VINGT DEUX

20 1 0
                                    

Riska membulatkan matanya saat melihat angka yang tertulis di kertas berwarna biru itu. 20 triliun? Rasa bercanda memberikan uang bantuan sebanyak itu?

Sebenarnya itu tidak terlalu banyak, mengingat proyek teknologi ini cukup memakan banyak biaya. Tapi tetap saja. 20 triliun. Uang bantuan terbesar pertama yang Riska terima.

Riska jadi takut menyerahkan cek itu ke Hen.

Saat dirinya berjalan keluar dari lift dan menuju ruangan ayahnya, tiba – tiba tangan berbalut jas biru memegang pergelangan tangan Riska, membuat dirinya sedikit terkejut. Dia langsung memasang wajah kesal saat melihat kakaknya lah yang berhasil membuatnya terkejut. Si tersangka hanya terkekeh pelan, lalu melepas pegangannya.

"Kak Ludra nih. Emang hobinya ngagetin orang mulu."

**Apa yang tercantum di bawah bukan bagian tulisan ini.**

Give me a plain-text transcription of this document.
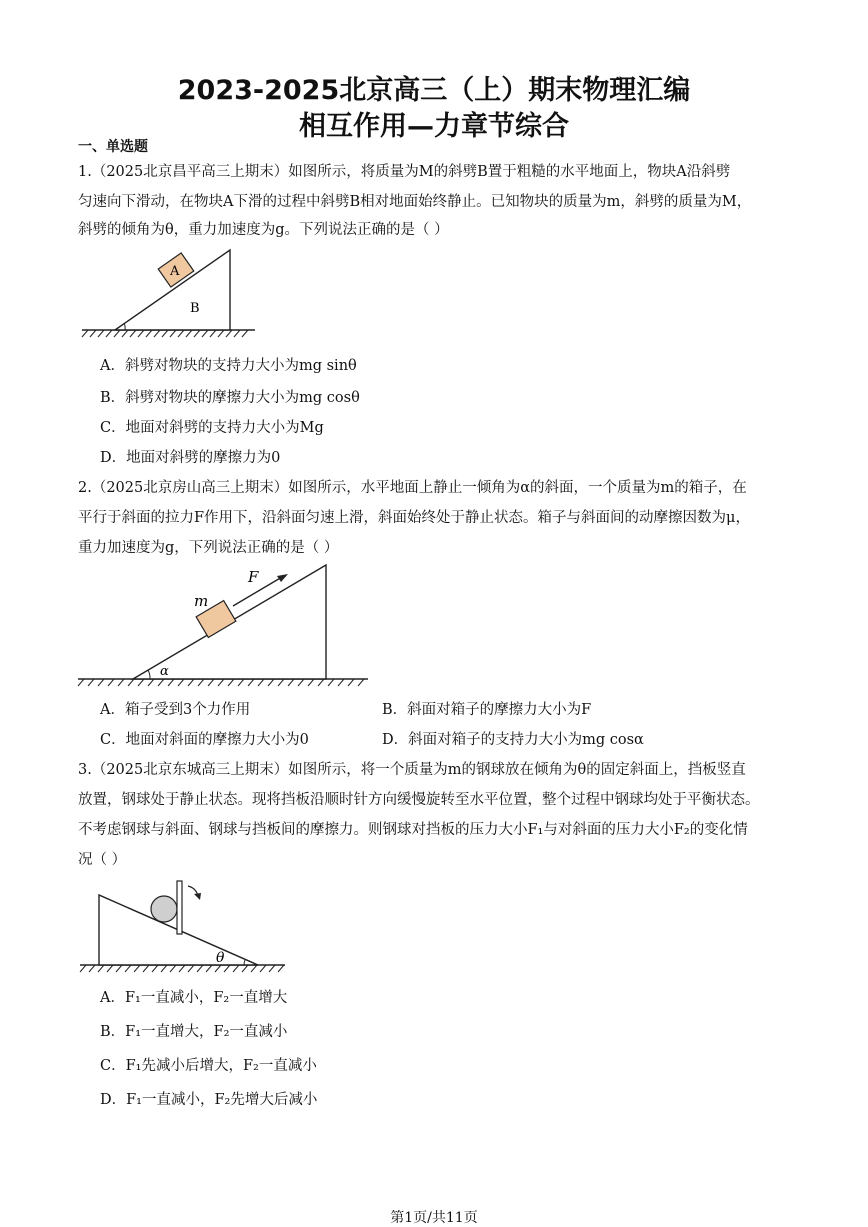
2023-2025北京高三（上）期末物理汇编
相互作用—力章节综合
一、单选题
1.（2025北京昌平高三上期末）如图所示，将质量为M的斜劈B置于粗糙的水平地面上，物块A沿斜劈
匀速向下滑动，在物块A下滑的过程中斜劈B相对地面始终静止。已知物块的质量为m，斜劈的质量为M，
斜劈的倾角为θ，重力加速度为g。下列说法正确的是（ ）
A
B
A．斜劈对物块的支持力大小为mg sinθ
B．斜劈对物块的摩擦力大小为mg cosθ
C．地面对斜劈的支持力大小为Mg
D．地面对斜劈的摩擦力为0
2.（2025北京房山高三上期末）如图所示，水平地面上静止一倾角为α的斜面，一个质量为m的箱子，在
平行于斜面的拉力F作用下，沿斜面匀速上滑，斜面始终处于静止状态。箱子与斜面间的动摩擦因数为μ，
重力加速度为g，下列说法正确的是（ ）
F
m
α
A．箱子受到3个力作用	B．斜面对箱子的摩擦力大小为F
C．地面对斜面的摩擦力大小为0	D．斜面对箱子的支持力大小为mg cosα
3.（2025北京东城高三上期末）如图所示，将一个质量为m的钢球放在倾角为θ的固定斜面上，挡板竖直
放置，钢球处于静止状态。现将挡板沿顺时针方向缓慢旋转至水平位置，整个过程中钢球均处于平衡状态。
不考虑钢球与斜面、钢球与挡板间的摩擦力。则钢球对挡板的压力大小F₁与对斜面的压力大小F₂的变化情
况（ ）
θ
A．F₁一直减小，F₂一直增大
B．F₁一直增大，F₂一直减小
C．F₁先减小后增大，F₂一直减小
D．F₁一直减小，F₂先增大后减小
第1页/共11页
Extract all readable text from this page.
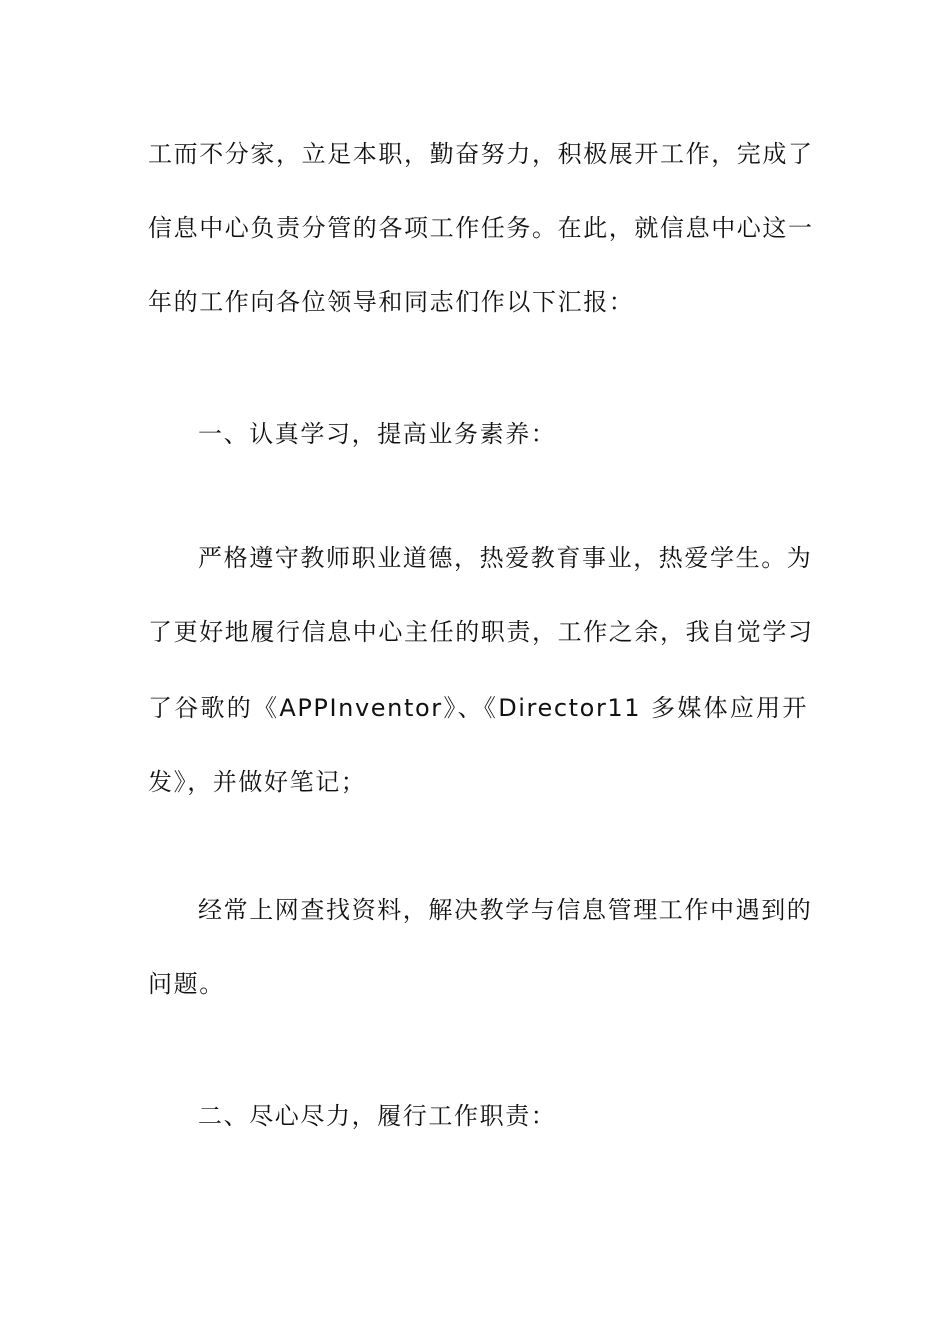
工而不分家，立足本职，勤奋努力，积极展开工作，完成了
信息中心负责分管的各项工作任务。在此，就信息中心这一
年的工作向各位领导和同志们作以下汇报：
一、认真学习，提高业务素养：
严格遵守教师职业道德，热爱教育事业，热爱学生。为
了更好地履行信息中心主任的职责，工作之余，我自觉学习
了谷歌的《APPInventor》、《Director11 多媒体应用开
发》，并做好笔记；
经常上网查找资料，解决教学与信息管理工作中遇到的
问题。
二、尽心尽力，履行工作职责：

"Hehe. Maaf maaf. Tumben banget kamu kesini. Ke lantai 11 lagi. Ada apa?"

Riska menggaruk tengkuknya yang mendadak terasa gatal. "Eung.... Aku ma-,"

"Mau ngobrol berdua dulu?"

Riska mengangguk. Mereka akhirnya turun ke lantai paling bawah, menuju kantin kantor yang tumben – tumbennya sepi. Padahal sekarang waktunya makan siang, tapi hanya terlihat 2 – 3 pegawai yang berseliweran di kantin. Ludra dan Riska memilih tempat duduk dekat jendela yang menghadapkan langsung ke teras kantor. Masih jam 1 siang, tapi kelabu sudah mewarnai langit.

"Jadi?"

Riska cemberut. Baru saja duduk, kakaknya ini sudah bertanya perihal sepele tapi buat Riska ini menyeramkan. "Kak, pesen minum dulu gitu. Biar santai ngobrolnya. Jangan langsung ngobrol, gak enak tau."

"Kakak tampol kamu kalau berani ngobrol santai." Ludra berdiri, meninggalkan Riska yang masih memasang wajah kesalnya. Selang beberapa menit, Ludra kembali dengan membawa 2 gelas plastik di tangannya. Satu berisi cairan coklat terang, satu lagi berisi cairan coklat gelap. Kedua gelas itu diletakkan di meja bundar putih dan Ludra duduk di seberang Riska.

"Udah nyonya."

Riska terkekeh, meminum minumannya setegak dan kembali bingung. Dia harus bilang apa ke Ludra?

"Kak."

"Hm?" Ludra berhenti minum dan meletakkan gelasnya. "Kenapa?"

Pertanyaan Ludra dijawab dengan kertas cek berwarna biru yang Riska pegang tadi. Stempel ungu dengan logo WM di kanan bawah, sudah langsung membuat Ludra tau kalau cek itu resmi dari kantor Wirahman.

"Rasa yang kasih?"

Riska mengangguk. Ludra terlihat bingung dengan jumlah 0 yang banyak di kertas. 20 triliun? Bahkan uang bantuan yang Ludra terima saja tidak pernah lebih dari 10 triliun. Ini, 20?

"Serius?"

"Aku juga bingung kak. Rasa tiba – tiba kasih itu tadi pagi. Bilangnya buat bantu dana projek."

Oke. Ludra menangkap sebuah keanehan.

Projek kantor Kenca memang terkadang diberi dana bantuan oleh perusahaan lain. Tapi jika mereka menggandeng mitra, atau istilah gampangnya bekerja sama dengan rekan mereka untuk membuat projek bersama, mereka sama sekali tidak pernah menerima dana bantuan. Karena projek milik pihak Kenca dan mitra yang diajak kerja sama, maka dana pun dari kedua pihak. Tidak pernah ada pihak ketiga di luar mereka yang memberikan dana bantuan. Karena... ya tidak ada untungnya untuk pihak ketiga ini bukan?

Melihat WIrahman melakukan ini, Ludra merasa bingung. Wirahman belum pernah menjadi partner projek, dan jarang –hampir tidak pernah memberi dana bantuan secara dadakan seperti ini. Dan tiba – tiba, Wirahman memberi dana bantuan, sebesar 20 triliun?